Guy Kawasaki’s Peter Principle Pop Quiz

Guy just posted a pop quiz over at his American Express blog that melds the culprits of the financial meltdown (plus a few politicians) with the crazy language — my favorite jargon monoxide of all time — from The Peter Principle.  Here are two sample questions, but you need to go to Guy's site to take the whole pop quiz:

  • Richard Wagoner’s record at GM proves which Peter axiom?

    1. In a hierarchy every employee tends to rise to his level of incompetence.

    2. The incompetent supervisor evaluates input, not output.

    3. The habitually incompetent can, by random action, be right once in a while.

    Answer: 1. Obviously. [2: Wrong. Both inputs and outputs tanked. 3: Wrong. When was he ever right?]

  • Which of Peter’s axioms best explains Bernie Madoff?

    1. Gargantuan Monumentalis: giant burial park, big mausoleum, and huge tombstone syndrome.

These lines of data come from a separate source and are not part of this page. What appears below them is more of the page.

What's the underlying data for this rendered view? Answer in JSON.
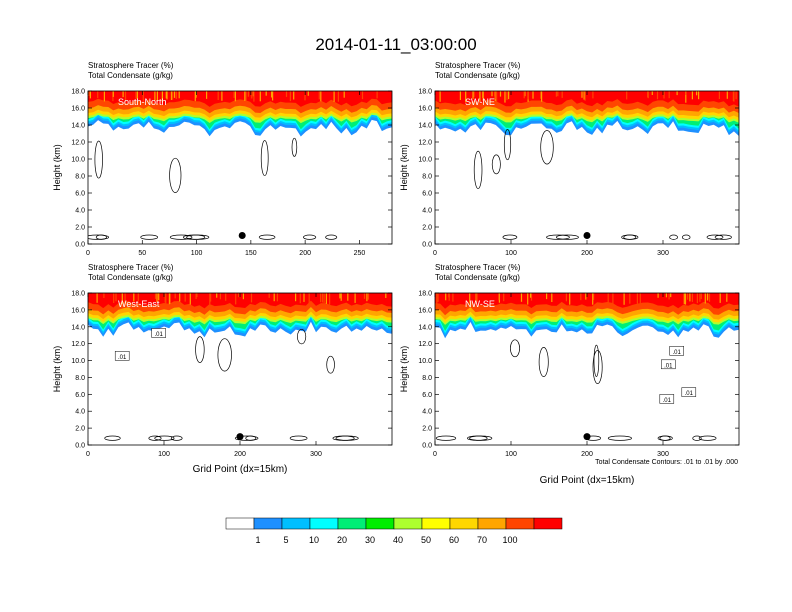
{
  "figure": {
    "title": "2014-01-11_03:00:00",
    "footnote": "Total Condensate Contours: .01 to .01 by .000",
    "xlabel": "Grid Point (dx=15km)"
  },
  "colorbar": {
    "labels": [
      "1",
      "5",
      "10",
      "20",
      "30",
      "40",
      "50",
      "60",
      "70",
      "100"
    ],
    "colors": [
      "#ffffff",
      "#1e90ff",
      "#00bfff",
      "#00ffff",
      "#00ee76",
      "#00ee00",
      "#adff2f",
      "#ffff00",
      "#ffd700",
      "#ffa500",
      "#ff4500",
      "#ff0000"
    ]
  },
  "chart_data": [
    {
      "type": "heatmap",
      "label": "South-North",
      "subtitle_1": "Stratosphere Tracer   (%)",
      "subtitle_2": "Total Condensate   (g/kg)",
      "ylabel": "Height (km)",
      "ylim": [
        0,
        18
      ],
      "yticks": [
        "0.0",
        "2.0",
        "4.0",
        "6.0",
        "8.0",
        "10.0",
        "12.0",
        "14.0",
        "16.0",
        "18.0"
      ],
      "xlim": [
        0,
        280
      ],
      "xticks": [
        0,
        50,
        100,
        150,
        200,
        250
      ],
      "xticklabels": [
        "0",
        "50",
        "100",
        "150",
        "200",
        "250"
      ],
      "marker": {
        "x": 142,
        "y": 1.0
      },
      "contour_labels": []
    },
    {
      "type": "heatmap",
      "label": "SW-NE",
      "subtitle_1": "Stratosphere Tracer   (%)",
      "subtitle_2": "Total Condensate   (g/kg)",
      "ylabel": "Height (km)",
      "ylim": [
        0,
        18
      ],
      "yticks": [
        "0.0",
        "2.0",
        "4.0",
        "6.0",
        "8.0",
        "10.0",
        "12.0",
        "14.0",
        "16.0",
        "18.0"
      ],
      "xlim": [
        0,
        400
      ],
      "xticks": [
        0,
        100,
        200,
        300
      ],
      "xticklabels": [
        "0",
        "100",
        "200",
        "300"
      ],
      "marker": {
        "x": 200,
        "y": 1.0
      },
      "contour_labels": []
    },
    {
      "type": "heatmap",
      "label": "West-East",
      "subtitle_1": "Stratosphere Tracer   (%)",
      "subtitle_2": "Total Condensate   (g/kg)",
      "ylabel": "Height (km)",
      "ylim": [
        0,
        18
      ],
      "yticks": [
        "0.0",
        "2.0",
        "4.0",
        "6.0",
        "8.0",
        "10.0",
        "12.0",
        "14.0",
        "16.0",
        "18.0"
      ],
      "xlim": [
        0,
        400
      ],
      "xticks": [
        0,
        100,
        200,
        300
      ],
      "xticklabels": [
        "0",
        "100",
        "200",
        "300"
      ],
      "marker": {
        "x": 200,
        "y": 1.0
      },
      "contour_labels": [
        {
          "text": ".01",
          "x": 93,
          "y": 13.2
        },
        {
          "text": ".01",
          "x": 45,
          "y": 10.5
        }
      ]
    },
    {
      "type": "heatmap",
      "label": "NW-SE",
      "subtitle_1": "Stratosphere Tracer   (%)",
      "subtitle_2": "Total Condensate   (g/kg)",
      "ylabel": "Height (km)",
      "ylim": [
        0,
        18
      ],
      "yticks": [
        "0.0",
        "2.0",
        "4.0",
        "6.0",
        "8.0",
        "10.0",
        "12.0",
        "14.0",
        "16.0",
        "18.0"
      ],
      "xlim": [
        0,
        400
      ],
      "xticks": [
        0,
        100,
        200,
        300
      ],
      "xticklabels": [
        "0",
        "100",
        "200",
        "300"
      ],
      "marker": {
        "x": 200,
        "y": 1.0
      },
      "contour_labels": [
        {
          "text": ".01",
          "x": 318,
          "y": 11.1
        },
        {
          "text": ".01",
          "x": 307,
          "y": 9.5
        },
        {
          "text": ".01",
          "x": 305,
          "y": 5.4
        },
        {
          "text": ".01",
          "x": 334,
          "y": 6.2
        }
      ]
    }
  ]
}
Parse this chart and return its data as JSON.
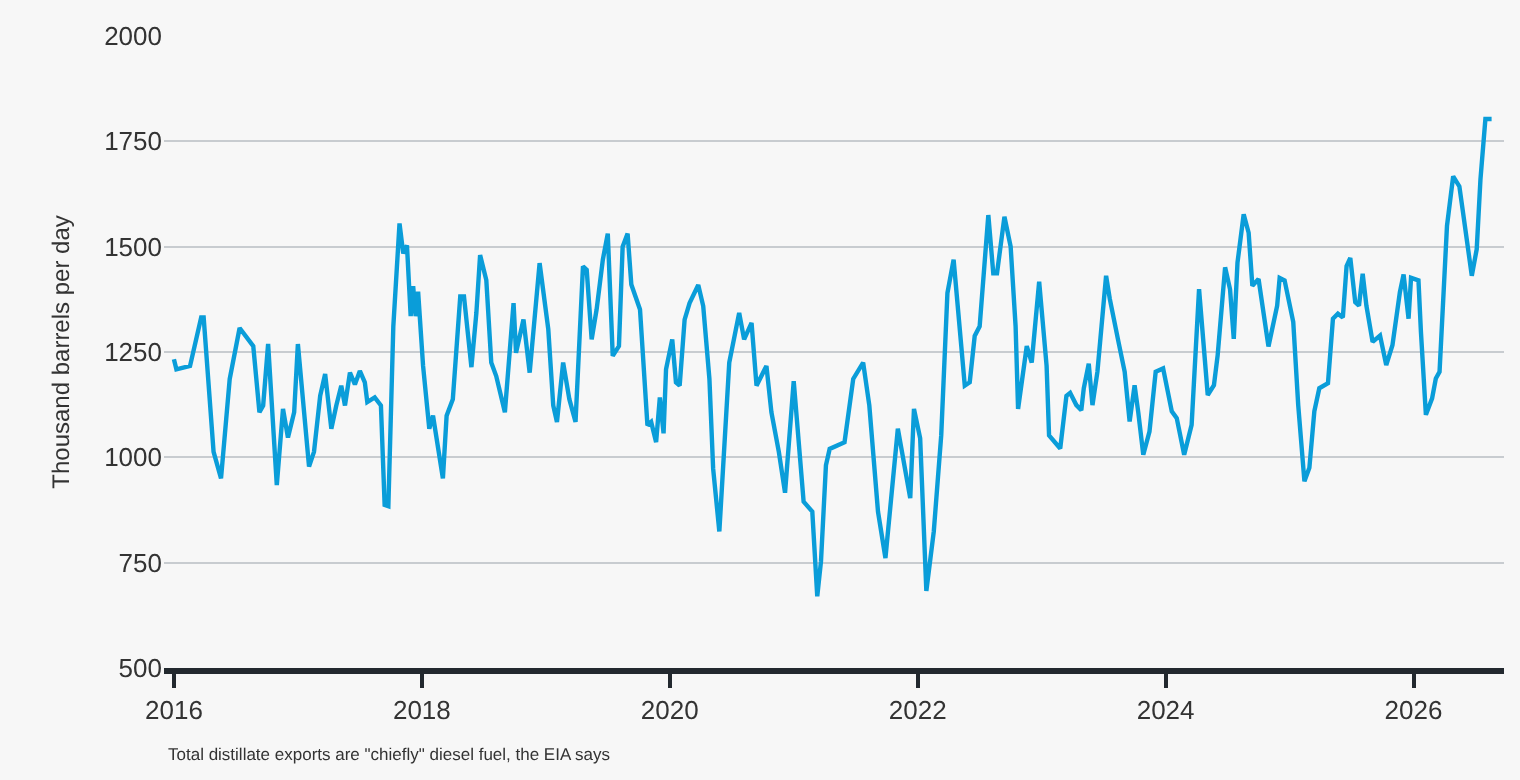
{
  "chart_data": {
    "type": "line",
    "ylabel": "Thousand barrels per day",
    "annotations": [
      "Total distillate exports are \"chiefly\" diesel fuel, the EIA says"
    ],
    "xlim": [
      2015.92,
      2026.73
    ],
    "xticks": [
      2016,
      2018,
      2020,
      2022,
      2024,
      2026
    ],
    "ylim": [
      500,
      2000
    ],
    "yticks": [
      500,
      750,
      1000,
      1250,
      1500,
      1750,
      2000
    ],
    "grid": "y",
    "legend": false,
    "marker": "none",
    "line_style": "solid",
    "series": [
      {
        "color": "#0a9dd9",
        "x": [
          2016.0,
          2016.02,
          2016.13,
          2016.22,
          2016.24,
          2016.32,
          2016.38,
          2016.45,
          2016.53,
          2016.64,
          2016.69,
          2016.72,
          2016.76,
          2016.83,
          2016.88,
          2016.92,
          2016.97,
          2017.0,
          2017.09,
          2017.13,
          2017.18,
          2017.22,
          2017.27,
          2017.31,
          2017.35,
          2017.38,
          2017.42,
          2017.46,
          2017.5,
          2017.54,
          2017.56,
          2017.62,
          2017.67,
          2017.7,
          2017.73,
          2017.77,
          2017.82,
          2017.85,
          2017.88,
          2017.91,
          2017.93,
          2017.95,
          2017.97,
          2018.01,
          2018.06,
          2018.09,
          2018.17,
          2018.2,
          2018.25,
          2018.31,
          2018.34,
          2018.4,
          2018.44,
          2018.47,
          2018.52,
          2018.56,
          2018.6,
          2018.67,
          2018.74,
          2018.76,
          2018.82,
          2018.87,
          2018.95,
          2019.02,
          2019.06,
          2019.09,
          2019.14,
          2019.19,
          2019.24,
          2019.3,
          2019.33,
          2019.37,
          2019.41,
          2019.46,
          2019.5,
          2019.54,
          2019.59,
          2019.62,
          2019.66,
          2019.69,
          2019.76,
          2019.82,
          2019.85,
          2019.89,
          2019.92,
          2019.95,
          2019.97,
          2020.02,
          2020.05,
          2020.08,
          2020.12,
          2020.16,
          2020.23,
          2020.27,
          2020.32,
          2020.35,
          2020.4,
          2020.48,
          2020.56,
          2020.6,
          2020.66,
          2020.7,
          2020.78,
          2020.82,
          2020.88,
          2020.93,
          2021.0,
          2021.08,
          2021.15,
          2021.19,
          2021.22,
          2021.26,
          2021.29,
          2021.41,
          2021.48,
          2021.56,
          2021.61,
          2021.68,
          2021.74,
          2021.84,
          2021.94,
          2021.97,
          2022.02,
          2022.07,
          2022.13,
          2022.19,
          2022.24,
          2022.29,
          2022.38,
          2022.42,
          2022.46,
          2022.5,
          2022.57,
          2022.61,
          2022.64,
          2022.7,
          2022.75,
          2022.79,
          2022.81,
          2022.88,
          2022.92,
          2022.98,
          2023.04,
          2023.06,
          2023.15,
          2023.2,
          2023.23,
          2023.28,
          2023.32,
          2023.34,
          2023.38,
          2023.41,
          2023.45,
          2023.52,
          2023.55,
          2023.62,
          2023.67,
          2023.71,
          2023.75,
          2023.78,
          2023.82,
          2023.87,
          2023.92,
          2023.98,
          2024.05,
          2024.09,
          2024.15,
          2024.21,
          2024.27,
          2024.34,
          2024.39,
          2024.42,
          2024.48,
          2024.52,
          2024.55,
          2024.58,
          2024.63,
          2024.67,
          2024.7,
          2024.75,
          2024.83,
          2024.9,
          2024.92,
          2024.96,
          2025.03,
          2025.07,
          2025.12,
          2025.16,
          2025.2,
          2025.24,
          2025.31,
          2025.35,
          2025.39,
          2025.43,
          2025.46,
          2025.49,
          2025.53,
          2025.56,
          2025.59,
          2025.62,
          2025.67,
          2025.73,
          2025.78,
          2025.83,
          2025.89,
          2025.92,
          2025.96,
          2025.98,
          2026.04,
          2026.06,
          2026.1,
          2026.15,
          2026.18,
          2026.21,
          2026.27,
          2026.32,
          2026.37,
          2026.4,
          2026.47,
          2026.51,
          2026.54,
          2026.58,
          2026.63
        ],
        "values": [
          1233,
          1209,
          1217,
          1332,
          1332,
          1013,
          950,
          1186,
          1307,
          1264,
          1107,
          1123,
          1269,
          934,
          1115,
          1047,
          1107,
          1269,
          978,
          1013,
          1146,
          1198,
          1068,
          1123,
          1170,
          1123,
          1201,
          1173,
          1205,
          1178,
          1131,
          1142,
          1123,
          887,
          884,
          1311,
          1555,
          1484,
          1503,
          1335,
          1406,
          1335,
          1393,
          1217,
          1068,
          1099,
          950,
          1099,
          1138,
          1382,
          1382,
          1214,
          1343,
          1480,
          1421,
          1225,
          1193,
          1107,
          1366,
          1248,
          1327,
          1201,
          1461,
          1304,
          1123,
          1084,
          1225,
          1138,
          1084,
          1453,
          1445,
          1280,
          1351,
          1469,
          1531,
          1241,
          1264,
          1500,
          1531,
          1410,
          1351,
          1076,
          1084,
          1036,
          1142,
          1057,
          1209,
          1280,
          1178,
          1170,
          1327,
          1366,
          1409,
          1359,
          1186,
          973,
          824,
          1225,
          1343,
          1280,
          1319,
          1170,
          1217,
          1107,
          1013,
          916,
          1181,
          895,
          871,
          670,
          753,
          981,
          1020,
          1036,
          1186,
          1225,
          1123,
          871,
          761,
          1068,
          903,
          1115,
          1045,
          683,
          824,
          1052,
          1390,
          1469,
          1170,
          1178,
          1288,
          1311,
          1575,
          1437,
          1437,
          1571,
          1500,
          1311,
          1115,
          1264,
          1225,
          1417,
          1217,
          1052,
          1021,
          1146,
          1153,
          1124,
          1112,
          1164,
          1222,
          1124,
          1203,
          1431,
          1376,
          1274,
          1203,
          1085,
          1171,
          1106,
          1006,
          1061,
          1203,
          1211,
          1109,
          1093,
          1006,
          1077,
          1399,
          1148,
          1171,
          1242,
          1451,
          1399,
          1281,
          1462,
          1577,
          1533,
          1407,
          1423,
          1263,
          1360,
          1426,
          1420,
          1321,
          1124,
          943,
          975,
          1109,
          1164,
          1176,
          1329,
          1341,
          1332,
          1454,
          1473,
          1368,
          1360,
          1436,
          1360,
          1274,
          1289,
          1219,
          1266,
          1392,
          1434,
          1329,
          1426,
          1420,
          1297,
          1101,
          1140,
          1187,
          1203,
          1549,
          1667,
          1643,
          1580,
          1431,
          1494,
          1659,
          1803,
          1803
        ]
      }
    ]
  }
}
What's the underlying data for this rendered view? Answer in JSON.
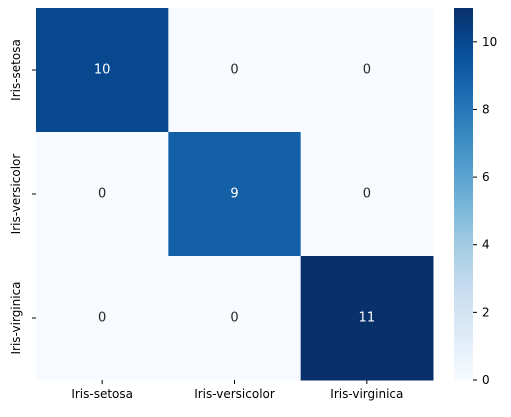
{
  "chart_data": {
    "type": "heatmap",
    "title": "",
    "xlabel": "",
    "ylabel": "",
    "x_categories": [
      "Iris-setosa",
      "Iris-versicolor",
      "Iris-virginica"
    ],
    "y_categories": [
      "Iris-setosa",
      "Iris-versicolor",
      "Iris-virginica"
    ],
    "values": [
      [
        10,
        0,
        0
      ],
      [
        0,
        9,
        0
      ],
      [
        0,
        0,
        11
      ]
    ],
    "annotations_shown": true,
    "colormap": "Blues",
    "colormap_low": "#f7fbff",
    "colormap_high": "#08306b",
    "colorbar": {
      "range": [
        0,
        11
      ],
      "ticks": [
        0,
        2,
        4,
        6,
        8,
        10
      ]
    },
    "grid": false
  }
}
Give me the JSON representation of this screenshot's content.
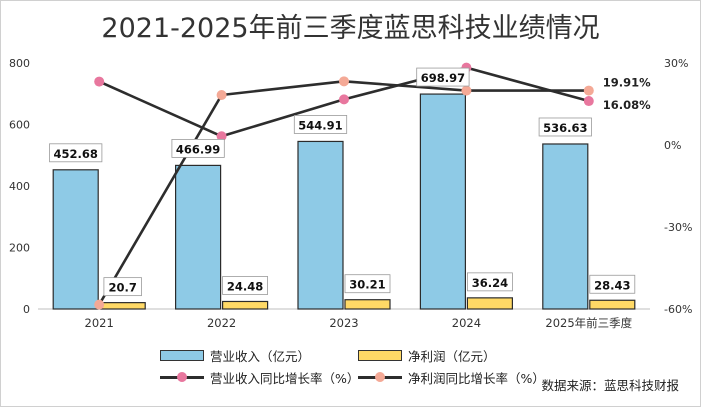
{
  "title": "2021-2025年前三季度蓝思科技业绩情况",
  "source": "数据来源：蓝思科技财报",
  "colors": {
    "revenue_bar": "#8ecae6",
    "revenue_bar_stroke": "#2b2b2b",
    "profit_bar": "#ffd966",
    "profit_bar_stroke": "#2b2b2b",
    "line": "#2d2d2d",
    "revenue_growth_marker": "#e8779e",
    "profit_growth_marker": "#f4a996",
    "axis": "#bfbfbf"
  },
  "legend": {
    "revenue": "营业收入（亿元）",
    "profit": "净利润（亿元）",
    "revenue_growth": "营业收入同比增长率（%）",
    "profit_growth": "净利润同比增长率（%）"
  },
  "chart_data": {
    "type": "bar",
    "title": "2021-2025年前三季度蓝思科技业绩情况",
    "categories": [
      "2021",
      "2022",
      "2023",
      "2024",
      "2025年前三季度"
    ],
    "y_left": {
      "min": 0,
      "max": 800,
      "ticks": [
        "0",
        "200",
        "400",
        "600",
        "800"
      ]
    },
    "y_right": {
      "min": -60,
      "max": 30,
      "ticks": [
        "-60%",
        "-30%",
        "0%",
        "30%"
      ]
    },
    "series": [
      {
        "name": "营业收入（亿元）",
        "type": "bar",
        "axis": "left",
        "values": [
          452.68,
          466.99,
          544.91,
          698.97,
          536.63
        ],
        "labels": [
          "452.68",
          "466.99",
          "544.91",
          "698.97",
          "536.63"
        ]
      },
      {
        "name": "净利润（亿元）",
        "type": "bar",
        "axis": "left",
        "values": [
          20.7,
          24.48,
          30.21,
          36.24,
          28.43
        ],
        "labels": [
          "20.7",
          "24.48",
          "30.21",
          "36.24",
          "28.43"
        ]
      },
      {
        "name": "营业收入同比增长率（%）",
        "type": "line",
        "axis": "right",
        "values": [
          23.2,
          3.2,
          16.7,
          28.3,
          16.08
        ],
        "end_label": "16.08%"
      },
      {
        "name": "净利润同比增长率（%）",
        "type": "line",
        "axis": "right",
        "values": [
          -58.4,
          18.3,
          23.3,
          19.9,
          19.91
        ],
        "end_label": "19.91%"
      }
    ]
  }
}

    2. Rigor Cartis—abnormal interest in charts, with dwindling concern for realities that the charts represent.

    3. Image Replaces Performance—a substitution technique involving smoke and mirrors.

    4. 2 and 3 only.

    Answer: 4: Correct. At least, this explains his clients. [1: Wrong:
    you’re confusing Madoff with Robert Stanford. 2: True, but not the
    entire answer. 3: True, but not the entire answer.]

I love the quiz because it shows how, although the times have changed, the concepts in the Peter Principle apply as well as they did 40 years ago, and the language that Dr. Peter invented remains as funny — and accurate — as ever.